Piłkarz nie miał najlepszego humoru po spotkaniu. Litwa straciła gola w końcówce spotkania po strzale Roberta Lewandowskiego i rykoszecie. Kilka minut przed bramką "Lewego", Litwini zmarnowali stuprocentową sytuację. Strzał Giedriusa Matuleviciusa wybronił Łukasz Skorupski.
- Czujemy rozczarowanie. Zasłużyliśmy chociaż na remis, na jeden punkt. Jest niedosyt - mówi Cernych. - Mieliśmy jedną, świetną szansę. Byliśmy krok od gola. Szkoda, że nie wykorzystaliśmy tej okazji. Zabrakło nam szczęścia - ocenia.
Nie docenili Litwy?
Cernych mówi także o reprezentacji Polski. - Macie dobrych piłkarzy, a to dopiero początek eliminacji. Wiem, że wasi kibice i cała Polska oczekiwała, że wygracie z nami 3:0 lub 4:0. Nie udało się. Na chłopakach ciążyła presja, ale myślę, że się odbijecie. Może wasi piłkarze nas trochę nie docenili. Stać was na pewno na więcej - twierdzi.
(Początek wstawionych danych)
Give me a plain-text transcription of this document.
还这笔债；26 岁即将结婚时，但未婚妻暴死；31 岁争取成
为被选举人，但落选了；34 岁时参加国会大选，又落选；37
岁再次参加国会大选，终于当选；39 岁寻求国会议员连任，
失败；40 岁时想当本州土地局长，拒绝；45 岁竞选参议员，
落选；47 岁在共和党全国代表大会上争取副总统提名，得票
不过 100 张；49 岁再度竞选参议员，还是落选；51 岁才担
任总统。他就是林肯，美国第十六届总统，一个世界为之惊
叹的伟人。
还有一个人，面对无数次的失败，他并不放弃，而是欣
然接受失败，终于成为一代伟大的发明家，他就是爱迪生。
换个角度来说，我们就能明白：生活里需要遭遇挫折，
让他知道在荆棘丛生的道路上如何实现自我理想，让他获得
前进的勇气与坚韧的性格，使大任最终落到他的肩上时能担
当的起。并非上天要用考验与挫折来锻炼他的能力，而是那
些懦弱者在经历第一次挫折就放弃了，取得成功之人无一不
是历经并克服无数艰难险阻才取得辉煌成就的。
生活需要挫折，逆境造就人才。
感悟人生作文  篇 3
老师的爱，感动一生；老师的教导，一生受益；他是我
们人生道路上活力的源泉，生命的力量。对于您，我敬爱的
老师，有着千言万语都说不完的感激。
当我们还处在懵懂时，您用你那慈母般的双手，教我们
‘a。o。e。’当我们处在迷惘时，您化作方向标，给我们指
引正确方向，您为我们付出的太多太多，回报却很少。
- Mecz z Polską pokazał nam, że możemy rywalizować z jedną z najlepszych reprezentacji w naszej grupie. Teraz jedziemy pewni siebie na spotkanie z Finlandią i powalczymy na własnym boisku o dobry wynik - przekonuje.
Spotkał starych znajomych
Piłkarz miał okazję spotkać w polskiej drużynie zawodników, których poznał w ekstraklasie. - Znam się ze Świderskim, Szymańskim, Bednarkiem, Drągowskim. Dawno się nie widzieliśmy. Fajnie było powspominać stare czasy - mówi były zawodnik Jagiellonii Białystok i Górnika Łęczna.
- Rozmawialiśmy przed meczem i po spotkaniu. Chłopaki zaprosili mnie do szatni. Dobrze było ich zobaczyć - kończy Fedor Cernych.